I recently read the book called Design for Real Life, and I wanted to share some of the notes that I wrote down while reading the book.

  • Advocates for designing for the most vulnerable, distracted, and stressed-out users. If you make things for people at their worst, they’ll work that much better when people are at their best.
  • There are a lot of edge cases where our design fails. See Facebook’s Year In Review, Flickr auto-tags, and Medium’s inappropriate copy.
  • Edge cases = Stress cases. Instead of thinking about these things as edge cases, we should think about them as stress cases. These are scenarios where our design and content fail, and they should be treated like a failing unit test or integration test.
  • Make a list of potential user scenarios. Here’s an example from the book:
    • People who want to share
      • Had a great year
      • Had a horrible year
    • People who don’t want to share
      • But want to relive it
      • Great year
        • Horrible year
      • And don’t want to relive it
        • Great year
        • Horrible year
  • Find fractures in your design by challenging assumptions and finding stress cases.
  • Make space in your design and accept a broader range of answers to accommodate your users:
    • Names: “Juan Antonio Gabriel Ancajas Talon,” for example, doesn’t fit in most input fields. Also, what is a real name?
    • Gender: Consider how a binary input field would leave people out.
    • Race: Consider how a generic “Multiracial” field would make people feel.
  • Design to include: What if your period tracking app doesn’t support people outside of: “avoiding pregnancy,” “trying to conceive,” or “fertility treatments”?
  • Classic edge-case thinking: “We’re designing for the 90%, not the 10%” or “That’s a difficult use case that I don’t want to think about.”
  • “For now” can lead to “forever” for a busy team.
  • Everyday stress cases (this can be people in crisis or something mundane going wrong). Examples from the book:
    • A person who as received a threat from a previously unknown stalker, and needs to delete or make private every public account as quickly as possible.
    • A university student whose roommate has declared they intend to commit suicide, and needs information on what to do.
    • Someone who has discovered their mortgage’s auto-pay has failed two months in a row, and is afraid they’ll be foreclosed on.
    • A person working two jobs whose only car was damaged in an accident, and is trying to submit incident information to their insurance company late at night, after they’ve finally gotten off work.
  • Stress cases are also technical failures:
    • Low battery
    • Slow Internet
  • Create personas that are real: Instead of thinking about ideal people who are smiling and have ideal lives, think about people who are distracted, short on time, have bills to pay, has dinner to prepare, and have kids to take care of.
  • Just like mobile-first design, try stress-first design.

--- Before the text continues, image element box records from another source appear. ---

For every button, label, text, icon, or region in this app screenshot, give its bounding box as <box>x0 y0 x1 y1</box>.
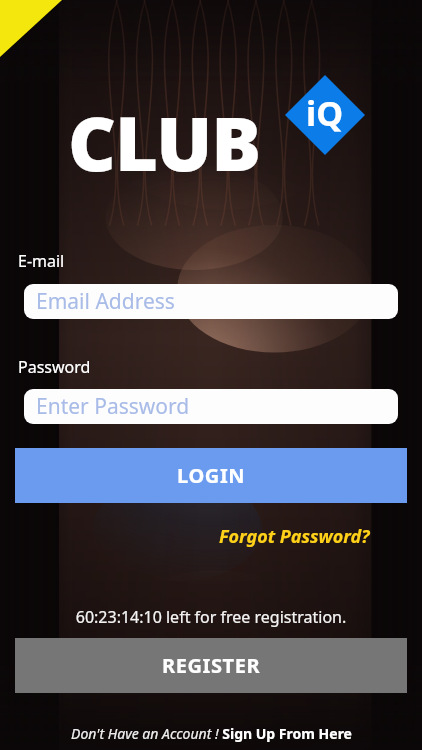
button[interactable]: Email Address <box>24 284 398 319</box>
staticText: Forgot Password? <box>219 524 370 549</box>
other: iQ logo <box>285 75 365 155</box>
staticText: Password <box>18 356 91 378</box>
button[interactable]: Don't Have an Account ! Sign Up From Her… <box>0 720 422 746</box>
staticText: E-mail <box>18 250 65 272</box>
staticText: Don't Have an Account ! Sign Up From Her… <box>71 724 352 743</box>
staticText: Email Address <box>36 287 175 316</box>
staticText: CLUB <box>68 92 261 193</box>
staticText: LOGIN <box>177 462 246 489</box>
button[interactable]: LOGIN <box>15 448 407 503</box>
staticText: REGISTER <box>162 652 261 679</box>
button[interactable]: REGISTER <box>15 638 407 693</box>
staticText: iQ <box>306 90 344 136</box>
button[interactable]: Forgot Password? <box>190 522 370 550</box>
button[interactable]: Enter Password <box>24 389 398 424</box>
staticText: Enter Password <box>36 392 190 421</box>
staticText: 60:23:14:10 left for free registration. <box>0 606 422 628</box>
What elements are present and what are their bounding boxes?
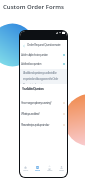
staticText: Orders <box>47 169 52 172</box>
staticText: Your Added Questions <box>22 87 44 91</box>
button[interactable]: Forms <box>31 163 43 174</box>
staticText: Please select your pickup window <box>21 123 63 127</box>
staticText: Custom Order Forms <box>3 3 64 11</box>
button[interactable]: Profile <box>55 163 67 174</box>
staticText: Request window customers use. <box>23 83 52 84</box>
staticText: Add text box question <box>21 62 63 66</box>
button[interactable]: Back <box>21 43 26 48</box>
button[interactable]: How many people are you serving? <box>20 97 67 108</box>
staticText: Home <box>23 169 28 172</box>
button[interactable]: Add multiple choice question <box>21 53 65 57</box>
staticText: How many people are you serving? <box>21 101 63 105</box>
staticText: requested and also appear on the Order <box>23 77 58 81</box>
staticText: What is your address? <box>21 112 63 116</box>
staticText: Profile <box>59 169 64 172</box>
staticText: Add multiple choice question <box>21 53 63 57</box>
button[interactable]: Orders <box>43 163 55 174</box>
staticText: Order Request Questionnaire <box>27 43 61 47</box>
button[interactable]: Please select your pickup window <box>20 119 67 130</box>
button[interactable]: What is your address? <box>20 108 67 119</box>
button[interactable]: Home <box>20 163 31 174</box>
staticText: Forms <box>35 169 40 172</box>
staticText: All additional questions you collect wil… <box>23 71 57 75</box>
button[interactable]: Add text box question <box>21 62 65 66</box>
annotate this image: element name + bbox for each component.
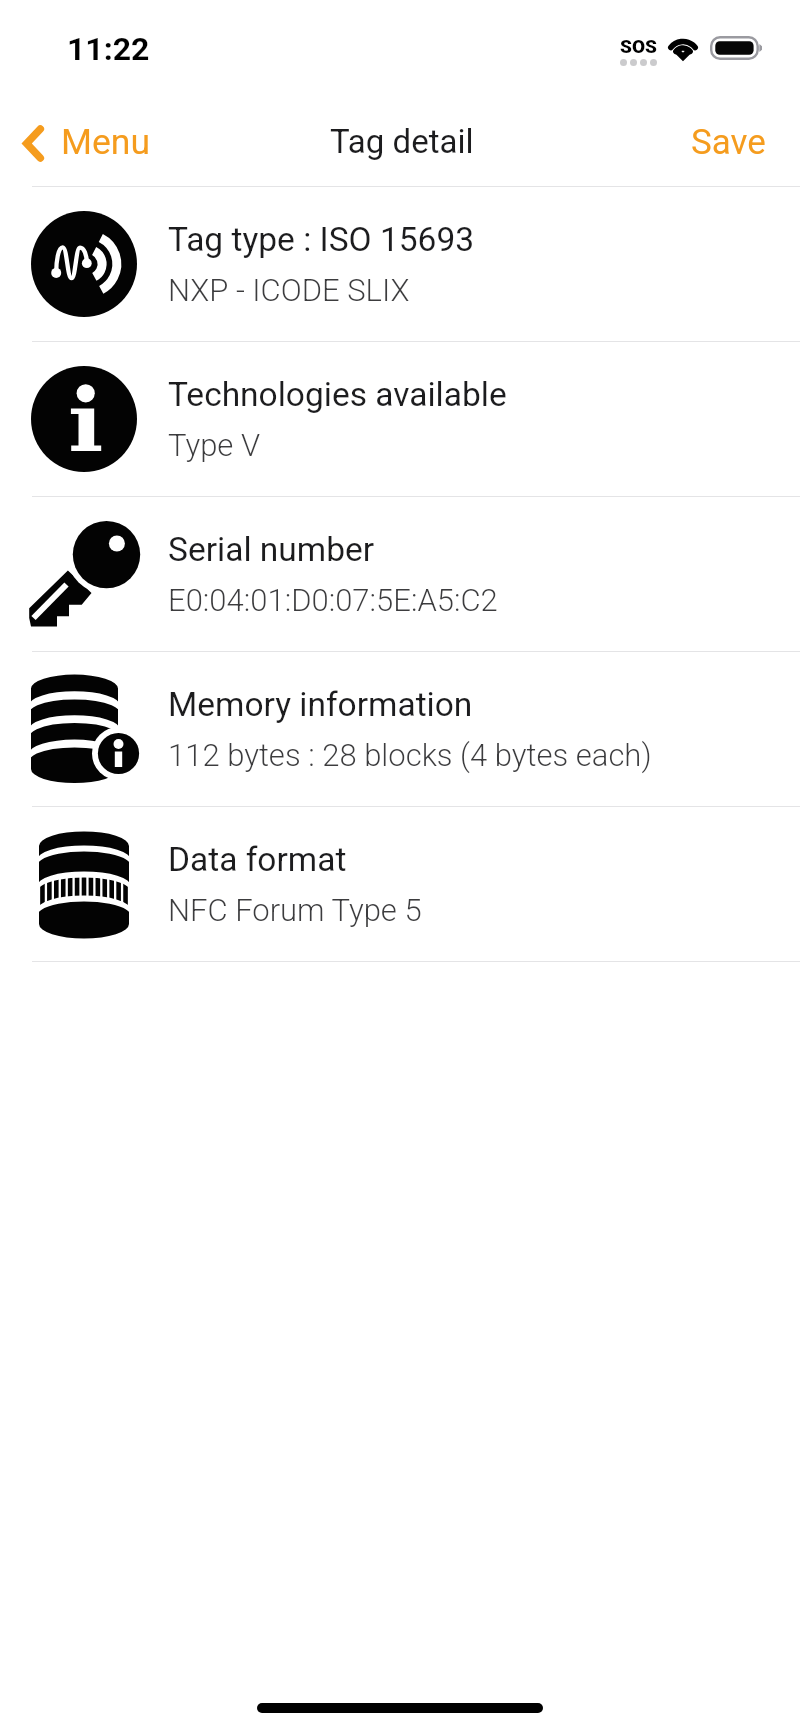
button[interactable]: Technologies available <box>0 342 800 496</box>
staticText: Tag detail <box>330 122 474 161</box>
staticText: Save <box>691 122 766 163</box>
staticText: SOS <box>620 35 657 57</box>
staticText: Menu <box>61 121 150 163</box>
staticText: NFC Forum Type 5 <box>168 892 422 928</box>
staticText: Technologies available <box>168 375 507 414</box>
button[interactable]: Tag type : ISO 15693 <box>0 187 800 341</box>
staticText: Serial number <box>168 530 375 569</box>
button[interactable]: Save <box>667 108 800 177</box>
staticText: NXP - ICODE SLIX <box>168 272 410 308</box>
button[interactable]: Data format <box>0 807 800 961</box>
staticText: 112 bytes : 28 blocks (4 bytes each) <box>168 737 652 773</box>
staticText: Tag type : ISO 15693 <box>168 220 475 259</box>
staticText: 11:22 <box>67 30 150 68</box>
button[interactable]: Menu <box>13 114 164 172</box>
staticText: Data format <box>168 840 347 879</box>
staticText: E0:04:01:D0:07:5E:A5:C2 <box>168 582 498 618</box>
button[interactable]: Memory information <box>0 652 800 806</box>
staticText: Type V <box>168 427 261 463</box>
button[interactable]: Serial number <box>0 497 800 651</box>
staticText: Memory information <box>168 685 473 724</box>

  • Add contexts in your user journey. Consider who goes to the hospital in the morning, late afternoon, and at midnight. You’d find out that people who visit the hospital at midnight are people who are in crisis because normal visiting hours are over.
A table that represents the time of day. It allows people to contextualize where each persona falls into.

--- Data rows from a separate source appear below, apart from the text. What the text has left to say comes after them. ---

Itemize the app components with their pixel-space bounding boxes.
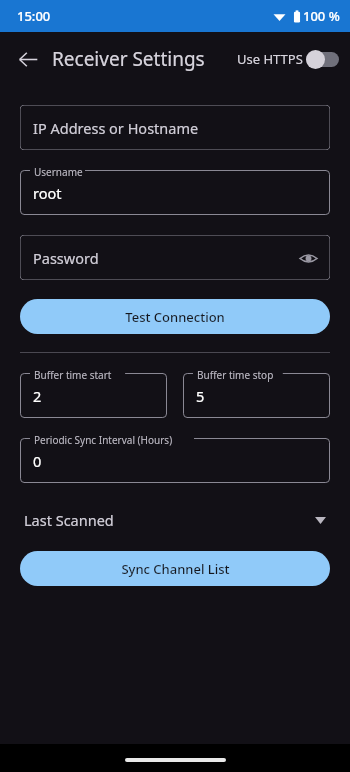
staticText: root — [33, 183, 62, 203]
button[interactable]: Use HTTPS — [237, 48, 342, 70]
button[interactable]: Periodic Sync Interval (Hours) — [20, 438, 330, 483]
staticText: Username — [34, 165, 83, 179]
staticText: Password — [33, 248, 99, 268]
button[interactable]: Test Connection — [20, 299, 330, 334]
staticText: Buffer time stop — [197, 368, 274, 382]
button[interactable]: Last Scanned — [0, 503, 350, 537]
button[interactable]: Buffer time stop — [183, 373, 330, 418]
button[interactable]: Buffer time start — [20, 373, 167, 418]
button[interactable]: Username — [20, 170, 330, 215]
staticText: IP Address or Hostname — [33, 118, 199, 138]
button[interactable]: Show password — [296, 246, 320, 270]
staticText: 5 — [196, 386, 205, 406]
staticText: Use HTTPS — [237, 50, 303, 68]
staticText: 2 — [33, 386, 42, 406]
staticText: 0 — [33, 451, 42, 471]
button[interactable]: Back — [8, 39, 48, 79]
staticText: Sync Channel List — [121, 560, 230, 578]
staticText: Receiver Settings — [52, 46, 205, 72]
button[interactable]: Sync Channel List — [20, 551, 330, 586]
button[interactable]: IP Address or Hostname — [20, 105, 330, 150]
staticText: Periodic Sync Interval (Hours) — [34, 433, 173, 447]
button[interactable]: Password — [20, 235, 330, 280]
staticText: 100 % — [303, 7, 340, 25]
staticText: Last Scanned — [24, 510, 114, 530]
staticText: Test Connection — [125, 308, 225, 326]
staticText: 15:00 — [17, 7, 51, 25]
staticText: Buffer time start — [34, 368, 112, 382]
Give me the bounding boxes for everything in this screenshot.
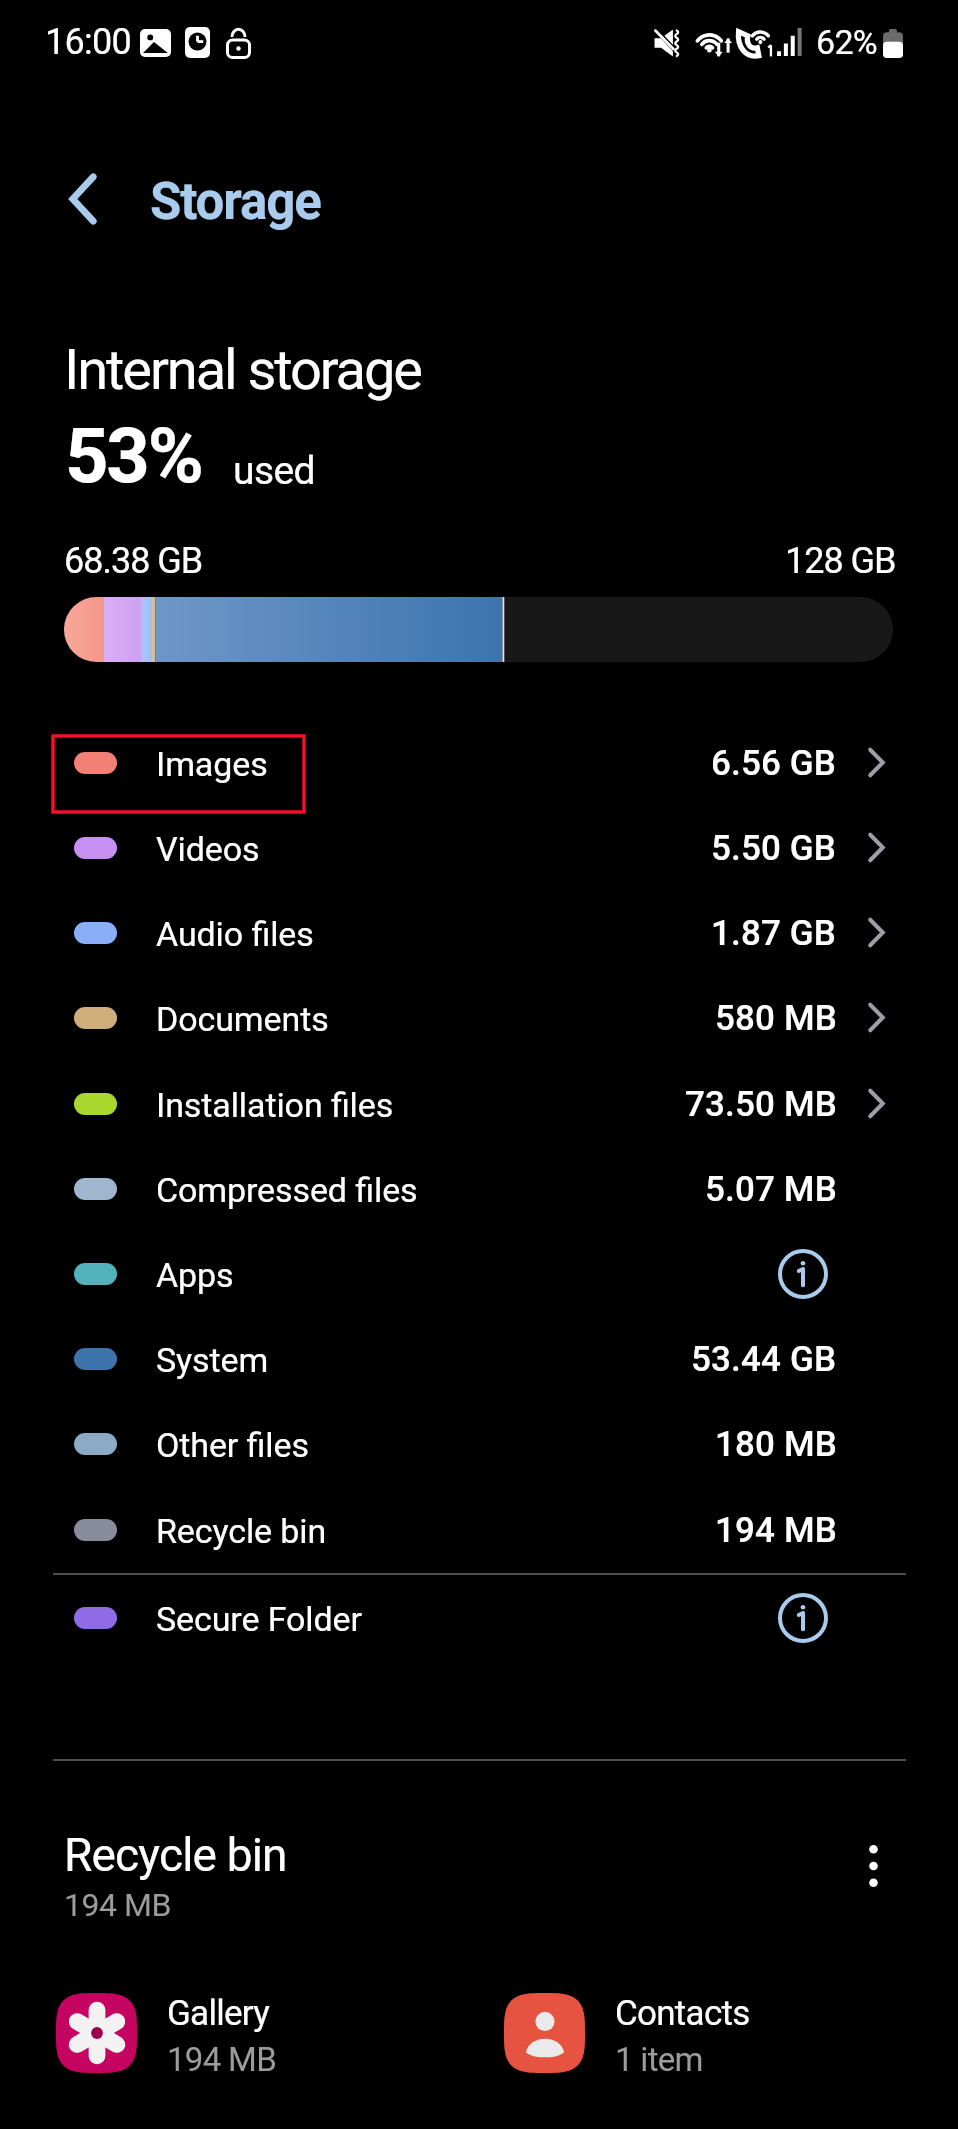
button[interactable]: Secure Folder: [0, 1575, 958, 1660]
staticText: 580 MB: [715, 998, 837, 1039]
staticText: 128 GB: [785, 540, 896, 582]
staticText: 194 MB: [167, 2040, 277, 2073]
button[interactable]: System: [0, 1316, 958, 1401]
staticText: Recycle bin: [64, 1828, 287, 1882]
button[interactable]: Gallery: [56, 1993, 386, 2073]
button[interactable]: Apps: [0, 1231, 958, 1316]
staticText: Internal storage: [64, 337, 421, 403]
button[interactable]: More information: [772, 1243, 834, 1305]
staticText: Storage: [150, 172, 321, 232]
staticText: 16:00: [45, 21, 131, 63]
staticText: 53.44 GB: [691, 1339, 837, 1380]
staticText: System: [156, 1340, 269, 1380]
staticText: Images: [156, 744, 268, 784]
button[interactable]: Installation files: [0, 1061, 958, 1146]
staticText: Apps: [156, 1255, 234, 1295]
button[interactable]: Videos: [0, 805, 958, 890]
staticText: 73.50 MB: [685, 1084, 837, 1125]
button[interactable]: Other files: [0, 1401, 958, 1486]
staticText: 194 MB: [715, 1510, 837, 1551]
button[interactable]: More options: [840, 1833, 906, 1899]
button[interactable]: Images: [0, 720, 958, 805]
staticText: 1 item: [615, 2040, 703, 2073]
button[interactable]: Recycle bin: [0, 1487, 958, 1572]
staticText: Compressed files: [156, 1170, 418, 1210]
staticText: 6.56 GB: [711, 743, 837, 784]
staticText: 5.50 GB: [711, 828, 837, 869]
staticText: Installation files: [156, 1085, 394, 1125]
button[interactable]: Audio files: [0, 890, 958, 975]
button[interactable]: Documents: [0, 975, 958, 1060]
staticText: 1.87 GB: [711, 913, 837, 954]
staticText: Documents: [156, 999, 329, 1039]
staticText: Recycle bin: [156, 1511, 327, 1551]
staticText: used: [233, 448, 315, 494]
staticText: 62%: [816, 22, 877, 62]
staticText: 53%: [65, 411, 202, 500]
staticText: Other files: [156, 1425, 309, 1465]
staticText: 180 MB: [715, 1424, 837, 1465]
staticText: Secure Folder: [156, 1599, 362, 1639]
button[interactable]: Contacts: [504, 1993, 834, 2073]
staticText: Gallery: [167, 1993, 270, 2034]
staticText: Audio files: [156, 914, 314, 954]
staticText: 5.07 MB: [705, 1169, 837, 1210]
button[interactable]: More information: [772, 1587, 834, 1649]
staticText: 68.38 GB: [64, 540, 203, 582]
button[interactable]: Compressed files: [0, 1146, 958, 1231]
staticText: Contacts: [615, 1993, 750, 2034]
staticText: 194 MB: [64, 1886, 172, 1924]
button[interactable]: Back: [42, 158, 124, 240]
staticText: Videos: [156, 829, 260, 869]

A table that represents the time of day. It allows people to contextualize where each persona falls into.
  • Add intention to designs: Do you really need to ask income level, real name, mailing address, salutation, or level of education? Consider how people would feel: “Why do they need my postcode? Why do they need my gender?”
  • Touchy subjects: Things that are likely to cause stress or make the reader uncomfortable (not just money, religion, or politics):
    • Error messages
    • Warnings
    • System alerts
    • Financial and privacy-related updates
    • Legal agreements
  • Compassion is more than being nice. It’s accepting people as they come—in all their pain, with all their challenges—and not just feeling empathy towards them but doing something with that empathy. Compassion is not meant to soften bad news or coddling. It’s understanding and kindness.

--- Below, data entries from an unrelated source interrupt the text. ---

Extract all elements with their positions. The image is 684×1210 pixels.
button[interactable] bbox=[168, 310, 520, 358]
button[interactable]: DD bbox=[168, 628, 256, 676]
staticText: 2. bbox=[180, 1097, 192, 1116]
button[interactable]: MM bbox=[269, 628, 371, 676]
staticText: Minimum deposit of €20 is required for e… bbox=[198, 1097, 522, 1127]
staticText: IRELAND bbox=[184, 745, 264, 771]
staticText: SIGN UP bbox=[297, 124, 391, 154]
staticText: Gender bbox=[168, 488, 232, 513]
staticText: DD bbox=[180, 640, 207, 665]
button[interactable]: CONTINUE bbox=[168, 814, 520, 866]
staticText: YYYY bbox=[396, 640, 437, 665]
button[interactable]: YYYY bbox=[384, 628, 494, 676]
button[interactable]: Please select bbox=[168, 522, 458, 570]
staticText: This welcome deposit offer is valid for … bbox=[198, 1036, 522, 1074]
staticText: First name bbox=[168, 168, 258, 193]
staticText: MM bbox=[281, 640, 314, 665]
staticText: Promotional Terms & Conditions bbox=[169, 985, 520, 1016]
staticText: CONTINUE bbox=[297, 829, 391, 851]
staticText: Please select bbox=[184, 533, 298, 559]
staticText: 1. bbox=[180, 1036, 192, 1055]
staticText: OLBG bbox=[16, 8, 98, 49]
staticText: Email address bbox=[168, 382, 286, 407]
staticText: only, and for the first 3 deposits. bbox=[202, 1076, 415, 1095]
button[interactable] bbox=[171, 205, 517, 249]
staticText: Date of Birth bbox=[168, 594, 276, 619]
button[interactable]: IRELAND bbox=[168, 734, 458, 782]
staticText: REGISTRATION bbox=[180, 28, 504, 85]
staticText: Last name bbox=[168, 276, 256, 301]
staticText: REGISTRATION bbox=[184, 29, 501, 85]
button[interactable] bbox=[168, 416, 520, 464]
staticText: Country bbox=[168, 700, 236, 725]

  • The premortem: Evaluate the project before it happens to check our biases.
  • The question protocol: Ensure that every piece of information you ask is intentional and appropriate by asking:
    • Who within the organization uses the answer
    • What they use them for
    • Whether an answer is required or optional
    • If an answer is required, what happens if a user enters any old thing just to get them through the form
  • The designated dissenter: Assign someone in the project to assess every decision underlying the project, and asking how changes in context or assumptions might subvert those decisions.